Tanzania’s Minister for Trade and Industry Joseph Kakunda said that the company was required to make full payments within two months’ of signing the contract but was disqualified end of March for failure to meet the requirements within the specific time frame.
Indo Power was the only one in the region but among several foreign companies to bid for the cashewnuts tender and win. According to the terms stipulated in the contract, the buyer was required to pay $180.2 million to the Tanzania government within two months’ time.
According to media reports, the announcement of Indo Power’s disqualification comes at the same time with another made this week by Tanzania’s Deputy Minister for Trade and Industry Stella Manyanya, that the government doesn’t have a specific price for raw or processed cashewnuts and that this time around, the price would depend on negotiations with prospective buyers.
Ms Manyanya was responding to a supplementary question asked earlier by a member of parliament.

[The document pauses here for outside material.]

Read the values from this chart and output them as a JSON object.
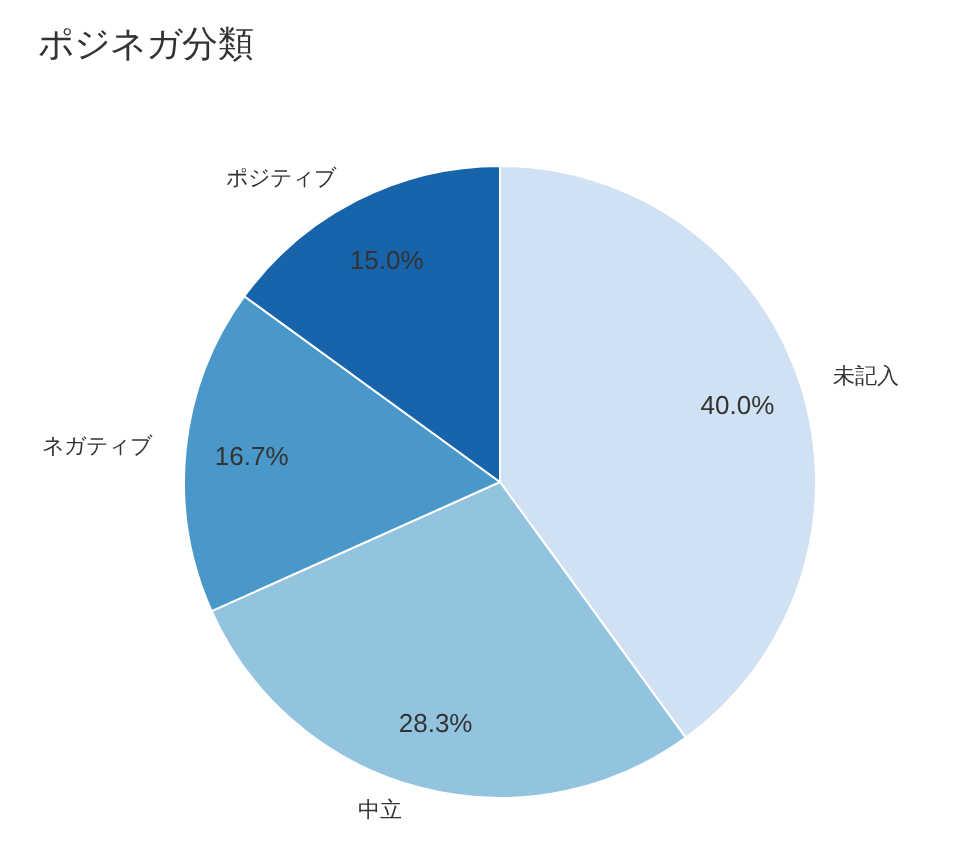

Cecil Mwambe, the MP, Chadema, wanted to know the actual indicative prices introduced by the government to prospective buyers of raw cashewnuts and for those already processed. She also requested for a clarification over the on-going controversial price rates for a kilogram of cashewnuts.
The deputy minister in her answer added that the government would be looking at costs incurred and the price agreed between buyers and sellers.